Our region has much of what new business and industry want: abundant and productive labor, a strategic location (two-thirds of the U.S. population lives within a 500-mile radius), available and affordable electricity, good sites and excellent highway, rail and river transportation.

The “missing link” is the region’s sub-par air service.

Jerry McDonald, president of the Huntington Area Development Council, reports that virtually “every prospect who visits our area comments about our poor air service. These comments are usually directed equally at Yeager and Tri-State.”

Checking his prospect files for 1999 and 2000, McDonald reports that 21 companies, representing more than 2,800 potential new jobs, eliminated our region fromconsideration for new plants or other businesses because of our poor air service.

“The minimal expansion of facilities and services that could occur at either Yeager or Tri-State will not be sufficient to improve air service and allow our region to grow more jobs,” says McDonald. “In order to survive and prosper in the 21st century, we must build a new regional airport that will have the ability to compete with other areas. Like technology and so many other pieces of the business picture, we must keep up or be passed by.”

Jim Purgerson enthusiastically seconds that view. Purgerson is president of the Ashland Alliance, the regional development partnership that serves Ashland, along with Boyd and Greenup counties, in Kentucky.

“Prospective new industry looks at regions and labor market areas, not individual cities or political jurisdictions,” he says. “Collectively, we can support a first-class airport that would provide reliable and affordable service; individually, we can’t. Let’s think regionally and work together. We will all win.”

Reason 4. A new airport will cost far less than proposed upgrades at Yeager and Tri-State.

Part of Yeager’s strategy in fighting the idea of a new airport has been to argue that any new airport would be a costly white elephant and that, for a modest outlay, Yeager could be upgraded to fully meet all the region’s future air service needs.

In doing so, they consistently overstate the cost of building a new airport while grossly underestimating the cost of upgrading Yeager – tossing out figures of $500 million to build a new airport and $50 million to upgrade Yeager.

But studies done for the Port Authority put the cost of building a regional airport at the Lincoln County site at $370 million and the cost of a comparable upgrading of Yeager at $393 million.

That’s assuming that Yeager is allowed to expand into adjacent Coonskin Park, an idea that’s drawn fire from many park lovers. And if Yeager expands, Tri-State may also feel it necessary to press ahead with its long term expansion plans.

Requests made by Yeager and Tri-State for improvements total far more than the estimated cost of a new regional airport.

Reason 5. A new airport will provide safe, reliable service.

Yeager Airport is often shrouded in fog because of its location near the Kanawha and Elk rivers.
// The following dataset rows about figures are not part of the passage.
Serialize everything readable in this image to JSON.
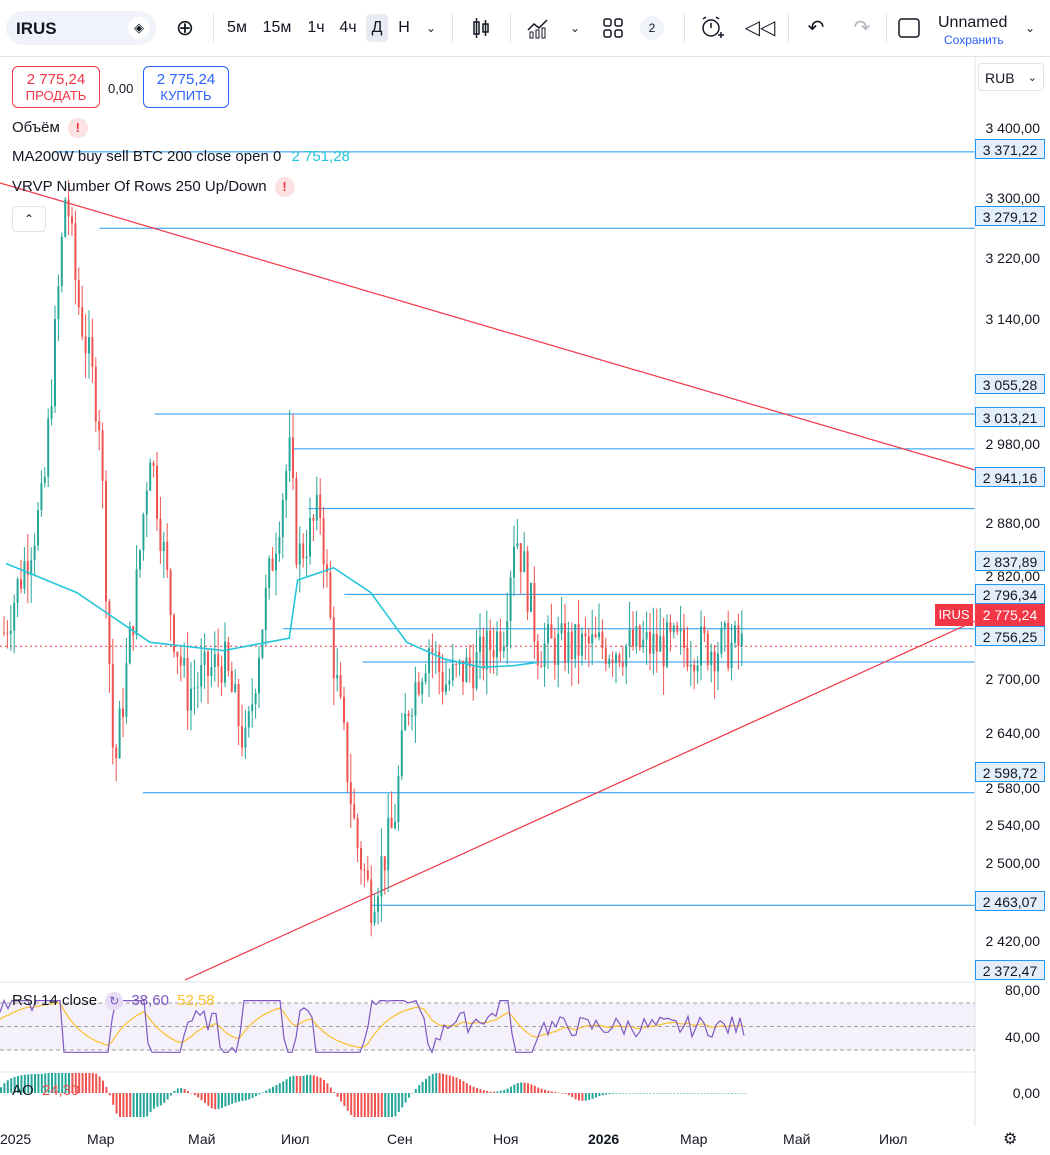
{
  "toolbar": {
    "symbol": "IRUS",
    "intervals": [
      "5м",
      "15м",
      "1ч",
      "4ч",
      "Д",
      "Н"
    ],
    "active_interval": "Д",
    "layout_count": "2",
    "layout_name": "Unnamed",
    "save_label": "Сохранить",
    "icons": [
      "add-symbol-icon",
      "bar-style-icon",
      "indicators-icon",
      "templates-icon",
      "alert-icon",
      "replay-icon",
      "undo-icon",
      "redo-icon",
      "layout-icon"
    ]
  },
  "trade": {
    "sell_price": "2 775,24",
    "sell_label": "ПРОДАТЬ",
    "spread": "0,00",
    "buy_price": "2 775,24",
    "buy_label": "КУПИТЬ",
    "currency": "RUB"
  },
  "legends": {
    "volume": "Объём",
    "ma": "MA200W buy sell BTC 200 close open 0",
    "ma_value": "2 751,28",
    "vrvp": "VRVP Number Of Rows 250 Up/Down",
    "rsi": "RSI 14 close",
    "rsi_value": "38,60",
    "rsi_ma_value": "52,58",
    "ao": "AO",
    "ao_value": "24,30"
  },
  "price_axis": [
    "3 400,00",
    "3 300,00",
    "3 220,00",
    "3 140,00",
    "2 980,00",
    "2 880,00",
    "2 820,00",
    "2 700,00",
    "2 640,00",
    "2 580,00",
    "2 540,00",
    "2 500,00",
    "2 420,00"
  ],
  "horizontal_levels": [
    "3 371,22",
    "3 279,12",
    "3 055,28",
    "3 013,21",
    "2 941,16",
    "2 837,89",
    "2 796,34",
    "2 756,25",
    "2 598,72",
    "2 463,07",
    "2 372,47"
  ],
  "last_price": "2 775,24",
  "rsi_axis": [
    "80,00",
    "40,00"
  ],
  "ao_axis": [
    "0,00"
  ],
  "time_axis": [
    "2025",
    "Мар",
    "Май",
    "Июл",
    "Сен",
    "Ноя",
    "2026",
    "Мар",
    "Май",
    "Июл"
  ],
  "colors": {
    "up": "#26a69a",
    "down": "#ef5350",
    "ma": "#26c6da",
    "level": "#2196f3",
    "trendline": "#f23645",
    "rsi": "#7e57c2",
    "rsi_ma": "#fbc02d"
  },
  "chart_data": {
    "type": "candlestick",
    "symbol": "IRUS",
    "currency": "RUB",
    "timeframe": "Д",
    "last_price": 2775.24,
    "ylim": [
      2340,
      3440
    ],
    "levels": [
      3371.22,
      3279.12,
      3055.28,
      3013.21,
      2941.16,
      2837.89,
      2796.34,
      2756.25,
      2598.72,
      2463.07,
      2372.47
    ],
    "price_path": [
      [
        "2025-01",
        2800
      ],
      [
        "2025-02",
        2950
      ],
      [
        "2025-02-20",
        3330
      ],
      [
        "2025-03",
        3200
      ],
      [
        "2025-03-20",
        3050
      ],
      [
        "2025-04",
        2620
      ],
      [
        "2025-04-20",
        2850
      ],
      [
        "2025-05",
        3020
      ],
      [
        "2025-05-20",
        2800
      ],
      [
        "2025-06",
        2720
      ],
      [
        "2025-07",
        2760
      ],
      [
        "2025-07-20",
        2650
      ],
      [
        "2025-08",
        2790
      ],
      [
        "2025-08-25",
        3010
      ],
      [
        "2025-09",
        2880
      ],
      [
        "2025-09-20",
        2940
      ],
      [
        "2025-10",
        2760
      ],
      [
        "2025-10-20",
        2540
      ],
      [
        "2025-11",
        2470
      ],
      [
        "2025-11-20",
        2560
      ],
      [
        "2025-12",
        2700
      ],
      [
        "2025-12-20",
        2780
      ],
      [
        "2026-01",
        2730
      ],
      [
        "2026-02",
        2760
      ],
      [
        "2026-02-20",
        2800
      ],
      [
        "2026-03",
        2920
      ],
      [
        "2026-03-10",
        2860
      ],
      [
        "2026-03-20",
        2775
      ]
    ],
    "ma": [
      [
        "2025-01",
        2875
      ],
      [
        "2025-03",
        2840
      ],
      [
        "2025-05",
        2780
      ],
      [
        "2025-07",
        2770
      ],
      [
        "2025-08-25",
        2785
      ],
      [
        "2025-09",
        2855
      ],
      [
        "2025-10",
        2870
      ],
      [
        "2025-11",
        2840
      ],
      [
        "2025-12",
        2780
      ],
      [
        "2026-01",
        2760
      ],
      [
        "2026-02",
        2750
      ],
      [
        "2026-03",
        2752
      ],
      [
        "2026-03-20",
        2756
      ]
    ],
    "rsi": {
      "value": 38.6,
      "ma": 52.58,
      "ylim": [
        20,
        80
      ]
    },
    "ao": {
      "value": 24.3
    }
  }
}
These conditions lead to frequent delays and flight cancellations.

The “safety zone” approaches on both ends of Yeager’s main runway are less than 300 feet – far short of the 1,000 feet required by the Federal Aviation Administration. In addition, Yeager operates on a number of other FAA “variances.” Its passenger terminal is located too close to the main runway and its taxiways are too narrow.

Such concerns have prompted Yeager’s unionized air traffic controllers to embrace the idea of a new airport. Asks Michael L. Casto, president of the Charleston Tower, National Air Traffic Controller Association, “Is there any wonder why the air traffic controllers who work at Yeager Airport and see these deficiencies on a daily basis unanimously support a new regional airport?”

The evidence is overwhelming: Our region needs a new, modern airport.

Kenneth H. Busz, president of the Huntington Regional Chamber of Commerce, puts it well.

“If you just look at the number of passengers now using Tri-State and Yeager airports,” Busz asserts, “it’s easy to argue that we don’t have enough passengers to justify building a new airport. But we’re not building an airport for today’s needs, we’re building it for tomorrow’s. We’re building it for our children and our grandchildren.”